Oral cancer can occur anywhere in the orofacial complex but is most often found on the tongue, the tonsils and oropharynx, the gums, floor of the mouth, lips, cheek lining or the hard palate. While the disease can affect anyone, men are twice as likely to develop oral cancer as women. Those particularly at risk for oral cancer are men over the age of 50 who are heavy smokers and frequently drink alcohol. Additional risk factors may include UV exposure from the sun or sunlamps, GERD (gastro-intestinal reflux disease, prior head and neck radiation treatment, exposure to certain chemicals and poor diet. While the death rate from oral cancer has been decreasing in the past several decades thanks to early detection and advanced methods of treatment improving the outcomes of care, there has been a recent rise in the incidence of oropharyngeal cancer due to increased transmission of the sexually transmitted human papillomavirus (HPV).
What are some of the signs and symptoms of oral cancer?

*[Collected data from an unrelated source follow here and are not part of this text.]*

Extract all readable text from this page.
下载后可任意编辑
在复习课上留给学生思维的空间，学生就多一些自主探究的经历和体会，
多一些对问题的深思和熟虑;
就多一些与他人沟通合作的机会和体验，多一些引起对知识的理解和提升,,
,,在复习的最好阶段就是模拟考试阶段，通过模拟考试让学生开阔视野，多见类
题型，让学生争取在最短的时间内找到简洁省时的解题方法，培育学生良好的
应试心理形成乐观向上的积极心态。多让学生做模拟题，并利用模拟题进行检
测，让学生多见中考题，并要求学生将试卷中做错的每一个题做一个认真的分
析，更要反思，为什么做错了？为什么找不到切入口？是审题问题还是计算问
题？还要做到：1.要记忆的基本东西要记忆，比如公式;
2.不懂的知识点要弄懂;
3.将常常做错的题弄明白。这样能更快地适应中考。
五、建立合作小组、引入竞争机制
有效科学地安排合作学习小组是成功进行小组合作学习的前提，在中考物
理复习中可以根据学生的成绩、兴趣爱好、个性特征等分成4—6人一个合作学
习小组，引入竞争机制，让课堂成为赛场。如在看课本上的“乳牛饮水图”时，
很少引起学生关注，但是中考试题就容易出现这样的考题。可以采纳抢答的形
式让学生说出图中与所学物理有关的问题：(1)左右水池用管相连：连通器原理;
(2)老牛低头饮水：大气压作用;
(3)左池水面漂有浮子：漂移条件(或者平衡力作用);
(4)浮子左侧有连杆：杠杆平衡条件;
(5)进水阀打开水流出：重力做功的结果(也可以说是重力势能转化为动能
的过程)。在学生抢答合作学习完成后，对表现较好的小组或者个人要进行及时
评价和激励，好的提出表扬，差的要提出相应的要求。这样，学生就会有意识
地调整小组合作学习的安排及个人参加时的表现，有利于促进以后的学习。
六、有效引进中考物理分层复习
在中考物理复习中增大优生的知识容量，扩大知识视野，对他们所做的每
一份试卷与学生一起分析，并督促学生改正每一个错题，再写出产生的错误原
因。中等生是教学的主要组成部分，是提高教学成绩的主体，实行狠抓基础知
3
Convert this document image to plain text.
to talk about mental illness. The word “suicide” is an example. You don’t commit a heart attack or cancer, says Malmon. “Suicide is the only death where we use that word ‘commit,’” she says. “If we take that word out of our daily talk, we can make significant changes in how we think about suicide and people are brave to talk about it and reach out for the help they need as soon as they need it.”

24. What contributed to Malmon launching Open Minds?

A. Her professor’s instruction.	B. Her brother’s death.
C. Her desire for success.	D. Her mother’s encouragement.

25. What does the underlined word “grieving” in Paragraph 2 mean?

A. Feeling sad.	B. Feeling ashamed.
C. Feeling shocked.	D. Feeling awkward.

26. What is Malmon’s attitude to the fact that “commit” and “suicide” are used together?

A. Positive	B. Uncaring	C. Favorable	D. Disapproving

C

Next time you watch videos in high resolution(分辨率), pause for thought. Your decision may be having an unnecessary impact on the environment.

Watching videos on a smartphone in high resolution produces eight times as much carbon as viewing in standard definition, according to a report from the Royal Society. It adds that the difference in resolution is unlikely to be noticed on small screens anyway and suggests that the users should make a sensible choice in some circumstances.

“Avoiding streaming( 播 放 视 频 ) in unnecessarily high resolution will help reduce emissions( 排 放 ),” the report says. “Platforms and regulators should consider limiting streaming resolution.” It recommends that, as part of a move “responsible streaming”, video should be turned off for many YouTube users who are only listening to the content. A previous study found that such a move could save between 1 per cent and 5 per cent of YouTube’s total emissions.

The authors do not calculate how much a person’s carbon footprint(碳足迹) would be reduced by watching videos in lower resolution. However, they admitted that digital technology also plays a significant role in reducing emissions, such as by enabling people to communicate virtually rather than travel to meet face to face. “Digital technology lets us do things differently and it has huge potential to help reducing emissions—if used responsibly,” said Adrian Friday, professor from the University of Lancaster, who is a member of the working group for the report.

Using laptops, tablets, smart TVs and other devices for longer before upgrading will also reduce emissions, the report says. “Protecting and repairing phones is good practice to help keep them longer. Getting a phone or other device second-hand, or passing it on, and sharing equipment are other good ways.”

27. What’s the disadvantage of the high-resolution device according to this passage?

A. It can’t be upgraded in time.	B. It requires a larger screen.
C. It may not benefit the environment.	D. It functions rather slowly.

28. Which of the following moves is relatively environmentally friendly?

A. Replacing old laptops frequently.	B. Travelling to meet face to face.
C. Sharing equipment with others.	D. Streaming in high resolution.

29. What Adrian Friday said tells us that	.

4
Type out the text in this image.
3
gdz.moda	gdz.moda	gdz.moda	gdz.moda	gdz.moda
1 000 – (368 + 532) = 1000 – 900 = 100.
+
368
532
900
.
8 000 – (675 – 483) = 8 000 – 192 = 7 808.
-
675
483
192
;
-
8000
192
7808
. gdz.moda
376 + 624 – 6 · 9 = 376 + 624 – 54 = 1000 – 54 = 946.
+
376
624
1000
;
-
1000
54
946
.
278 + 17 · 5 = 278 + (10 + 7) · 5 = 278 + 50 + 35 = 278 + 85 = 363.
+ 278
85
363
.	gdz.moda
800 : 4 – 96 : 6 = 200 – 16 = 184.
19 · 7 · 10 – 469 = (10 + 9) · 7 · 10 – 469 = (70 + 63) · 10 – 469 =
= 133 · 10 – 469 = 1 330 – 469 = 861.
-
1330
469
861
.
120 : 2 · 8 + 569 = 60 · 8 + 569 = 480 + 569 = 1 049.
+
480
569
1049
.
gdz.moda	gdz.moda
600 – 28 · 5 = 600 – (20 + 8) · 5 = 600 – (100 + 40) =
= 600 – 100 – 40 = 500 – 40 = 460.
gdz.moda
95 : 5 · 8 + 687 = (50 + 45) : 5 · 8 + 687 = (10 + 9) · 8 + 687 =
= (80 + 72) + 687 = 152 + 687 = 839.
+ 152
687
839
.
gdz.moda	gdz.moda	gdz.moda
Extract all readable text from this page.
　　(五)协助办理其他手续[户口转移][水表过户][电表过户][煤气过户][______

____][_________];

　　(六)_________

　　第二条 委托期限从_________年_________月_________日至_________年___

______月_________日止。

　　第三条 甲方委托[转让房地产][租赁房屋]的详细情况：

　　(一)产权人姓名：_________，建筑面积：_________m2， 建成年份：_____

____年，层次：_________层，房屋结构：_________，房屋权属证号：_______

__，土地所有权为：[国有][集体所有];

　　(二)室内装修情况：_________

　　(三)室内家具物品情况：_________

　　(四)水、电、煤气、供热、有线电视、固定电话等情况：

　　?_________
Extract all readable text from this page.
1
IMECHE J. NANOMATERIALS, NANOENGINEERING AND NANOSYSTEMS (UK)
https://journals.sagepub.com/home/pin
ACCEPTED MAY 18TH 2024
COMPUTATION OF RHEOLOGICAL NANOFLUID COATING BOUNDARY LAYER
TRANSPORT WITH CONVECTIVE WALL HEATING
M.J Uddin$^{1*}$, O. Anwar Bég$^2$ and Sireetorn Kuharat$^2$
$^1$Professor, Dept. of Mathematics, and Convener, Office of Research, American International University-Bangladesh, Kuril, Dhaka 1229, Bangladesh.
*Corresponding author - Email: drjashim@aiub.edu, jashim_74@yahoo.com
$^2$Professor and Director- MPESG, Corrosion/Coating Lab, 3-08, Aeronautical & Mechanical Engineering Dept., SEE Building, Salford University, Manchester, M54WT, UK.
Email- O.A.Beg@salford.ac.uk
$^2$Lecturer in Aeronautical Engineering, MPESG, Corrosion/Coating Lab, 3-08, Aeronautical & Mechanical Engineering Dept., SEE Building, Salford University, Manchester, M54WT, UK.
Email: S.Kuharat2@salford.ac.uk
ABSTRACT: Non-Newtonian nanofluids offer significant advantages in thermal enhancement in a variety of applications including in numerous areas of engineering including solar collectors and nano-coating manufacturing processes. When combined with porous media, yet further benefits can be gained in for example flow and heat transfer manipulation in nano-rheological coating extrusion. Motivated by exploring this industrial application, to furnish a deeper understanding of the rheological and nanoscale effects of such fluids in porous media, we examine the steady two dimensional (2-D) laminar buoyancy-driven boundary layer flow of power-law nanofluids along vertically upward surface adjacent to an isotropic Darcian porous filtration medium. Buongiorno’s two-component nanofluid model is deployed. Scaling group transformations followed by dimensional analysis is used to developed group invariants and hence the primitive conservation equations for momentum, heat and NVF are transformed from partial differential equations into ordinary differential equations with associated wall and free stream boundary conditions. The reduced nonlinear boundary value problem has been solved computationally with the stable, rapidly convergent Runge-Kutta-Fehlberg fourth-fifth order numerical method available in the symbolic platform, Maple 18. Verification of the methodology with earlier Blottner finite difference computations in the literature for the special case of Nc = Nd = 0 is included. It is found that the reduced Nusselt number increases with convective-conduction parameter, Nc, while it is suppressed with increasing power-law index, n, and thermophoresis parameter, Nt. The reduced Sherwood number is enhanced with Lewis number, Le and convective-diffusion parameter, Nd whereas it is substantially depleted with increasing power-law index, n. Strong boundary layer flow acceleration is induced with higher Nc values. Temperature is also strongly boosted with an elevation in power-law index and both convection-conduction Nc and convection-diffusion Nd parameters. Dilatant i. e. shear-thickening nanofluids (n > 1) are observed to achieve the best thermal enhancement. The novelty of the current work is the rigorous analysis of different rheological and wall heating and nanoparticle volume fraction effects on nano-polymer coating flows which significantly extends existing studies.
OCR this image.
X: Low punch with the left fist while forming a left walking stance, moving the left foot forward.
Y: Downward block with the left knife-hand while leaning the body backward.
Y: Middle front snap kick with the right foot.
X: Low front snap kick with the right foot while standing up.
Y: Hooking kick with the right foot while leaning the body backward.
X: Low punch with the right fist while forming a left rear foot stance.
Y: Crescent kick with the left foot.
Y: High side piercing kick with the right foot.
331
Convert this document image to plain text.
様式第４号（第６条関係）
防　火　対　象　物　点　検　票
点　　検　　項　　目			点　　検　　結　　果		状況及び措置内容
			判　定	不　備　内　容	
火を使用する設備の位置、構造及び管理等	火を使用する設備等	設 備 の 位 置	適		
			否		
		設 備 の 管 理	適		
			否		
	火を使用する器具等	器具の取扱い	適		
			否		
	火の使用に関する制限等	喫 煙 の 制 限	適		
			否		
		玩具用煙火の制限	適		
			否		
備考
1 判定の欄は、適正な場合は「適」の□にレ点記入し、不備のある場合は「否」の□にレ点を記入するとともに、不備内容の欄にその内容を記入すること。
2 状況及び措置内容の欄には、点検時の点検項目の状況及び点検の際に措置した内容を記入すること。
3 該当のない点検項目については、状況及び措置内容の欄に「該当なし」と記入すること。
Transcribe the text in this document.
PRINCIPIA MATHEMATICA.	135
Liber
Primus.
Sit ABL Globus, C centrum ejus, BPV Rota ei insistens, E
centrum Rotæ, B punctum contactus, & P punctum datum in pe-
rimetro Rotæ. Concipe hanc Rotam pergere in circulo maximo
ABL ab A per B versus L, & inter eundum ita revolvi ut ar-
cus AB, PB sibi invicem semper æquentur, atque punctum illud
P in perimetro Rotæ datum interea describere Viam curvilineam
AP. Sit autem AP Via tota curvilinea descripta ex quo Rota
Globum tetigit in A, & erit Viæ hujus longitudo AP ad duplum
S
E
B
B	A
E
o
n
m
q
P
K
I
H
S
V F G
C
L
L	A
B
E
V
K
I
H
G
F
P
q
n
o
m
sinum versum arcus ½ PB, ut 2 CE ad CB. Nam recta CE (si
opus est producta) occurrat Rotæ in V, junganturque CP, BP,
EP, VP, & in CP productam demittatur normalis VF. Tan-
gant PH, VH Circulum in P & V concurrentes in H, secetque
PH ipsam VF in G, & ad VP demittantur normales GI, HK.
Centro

As part of a comprehensive exam, the dentist will perform a screening for oral cancer. To start, the dentist will review the patient’s medical and dental histories and ask if there have been any changes to his or her oral health or overall health. The dentist will then carefully check in and around the oral cavity as well as the head and neck area for any of the following signs or symptoms that may indicate the presence of a problem:
- Mouth ulcers or sores that do not heal
- Red or white patches
- Persistent swelling of unknown origin
- Pain when swallowing, a painful tongue or a continuing ear or neck ache
- A constant feeling that something is stuck in the throat
- Tenderness or numbness in the mouth or lips
- Loose teeth
- Jaw pain or stiffness
If a suspicious lesion, tissue abnormality or unusual symptoms are present, the dentist will refer the patient for a more comprehensive assessment. Early detection of oral cancer offers the most favorable outcomes of care.